Enter the sound and fury of Donald Trump. Again. As always. It’s all he ever has to offer.
Cruz won, he asserted, because of this illegal ploy. He had to remove that first tweet because of the word illegal—it could have led to legal trouble for him. But he didn’t back down. Because of what happened, he thundered, Cruz got enough Carson voters to deny Trump his deserved win.
After all, Trump is a winner. He never loses. If you don’t think so, just ask him. The only way he could ever lose is by trickery, deceit, and an outright conspiracy.
Here’s what I think about this episode:
- First, someone in the Carson campaign has to take the blame for an ambiguous message that could be misinterpreted. In fact, one reporter questioned Carson yesterday on that very point, but Carson wouldn’t acknowledge the role of his own staffer in starting this mess.
- Second, the main culprit here is CNN, running with a non-story and leading viewers to believe the Carson campaign was over. As Bill O’Reilly commented last night about this, CNN demonstrated extremely sloppy journalism. Neither have they apologized for the false reporting.
- Third, those in the Cruz campaign who picked up on the false story were too quick to try to capitalize on it. They should have gone to greater lengths to verify it before using it to attempt to get Carson voters to switch.
- Finally, regardless of the mess, neither Carson nor Cruz should have to fire anyone. Carson’s person never intended to mislead; Cruz’s followers were too quick to take advantage of the report. But there was nothing illegal, criminal, or dastardly in what they did. It was bad judgment.

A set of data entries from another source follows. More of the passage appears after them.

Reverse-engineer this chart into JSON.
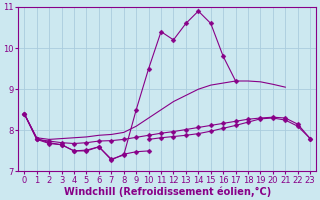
{
  "x": [
    0,
    1,
    2,
    3,
    4,
    5,
    6,
    7,
    8,
    9,
    10,
    11,
    12,
    13,
    14,
    15,
    16,
    17,
    18,
    19,
    20,
    21,
    22,
    23
  ],
  "line_main": [
    8.4,
    7.8,
    7.7,
    7.65,
    7.5,
    7.5,
    7.6,
    7.3,
    7.4,
    8.5,
    9.5,
    10.4,
    10.2,
    10.6,
    10.9,
    10.6,
    9.8,
    9.2,
    null,
    null,
    null,
    null,
    null,
    null
  ],
  "line_smooth_top": [
    8.4,
    7.82,
    7.78,
    7.8,
    7.82,
    7.84,
    7.88,
    7.9,
    7.95,
    8.1,
    8.3,
    8.5,
    8.7,
    8.85,
    9.0,
    9.1,
    9.15,
    9.2,
    9.2,
    9.18,
    9.12,
    9.05,
    null,
    null
  ],
  "line_mid": [
    null,
    null,
    null,
    null,
    null,
    null,
    null,
    null,
    null,
    null,
    7.78,
    7.82,
    7.85,
    7.88,
    7.92,
    7.98,
    8.05,
    8.12,
    8.2,
    8.28,
    8.3,
    8.25,
    8.1,
    7.8
  ],
  "line_bottom_dip": [
    8.4,
    7.78,
    7.68,
    7.65,
    7.5,
    7.52,
    7.6,
    7.28,
    7.42,
    7.48,
    7.5,
    null,
    null,
    null,
    null,
    null,
    null,
    null,
    null,
    null,
    null,
    null,
    null,
    null
  ],
  "line_full_low": [
    8.4,
    7.78,
    7.74,
    7.7,
    7.68,
    7.7,
    7.74,
    7.75,
    7.78,
    7.83,
    7.88,
    7.93,
    7.97,
    8.02,
    8.07,
    8.12,
    8.17,
    8.22,
    8.27,
    8.3,
    8.32,
    8.3,
    8.15,
    7.8
  ],
  "bg_color": "#cce8f0",
  "grid_color": "#aaccdd",
  "line_color": "#880088",
  "marker": "D",
  "markersize": 2.5,
  "xlim": [
    -0.5,
    23.5
  ],
  "ylim": [
    7.0,
    11.0
  ],
  "yticks": [
    7,
    8,
    9,
    10,
    11
  ],
  "xticks": [
    0,
    1,
    2,
    3,
    4,
    5,
    6,
    7,
    8,
    9,
    10,
    11,
    12,
    13,
    14,
    15,
    16,
    17,
    18,
    19,
    20,
    21,
    22,
    23
  ],
  "xlabel": "Windchill (Refroidissement éolien,°C)",
  "xlabel_fontsize": 7.0,
  "tick_fontsize": 6.0
}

- Here’s another “finally”: Trump would not have won regardless. He was out-organized by the Cruz team. It was a well-earned victory.
Trump also said that the reason we can’t believe anything Cruz says is because he was born in Canada. *Sigh*
I’m coming to the view that Donald Trump exhibits a particular strain of emotional instability that would be disastrous in the presidency. His constant stream of invective toward anyone who crosses him or who exposes his hubris should be a worry for his erstwhile supporters. Should a president resort to a continual assault of Twitter taunts and accusations? How presidential is that? What does this say about his character?
I’m also getting closer to believing that if he loses the nomination, Trump, to salve his bruised ego, will bolt the Republican party (as he has done a few times in the past) and run an independent campaign. If that happens, the false conservatism he is trying to display now to win Republican voters, will disappear, and he will say what he really thinks about policy, which will be decidedly liberal.
Donald Trump is a train wreck waiting to happen. If the Republican party attaches itself to him, it will be seriously damaged when that wreck occurs.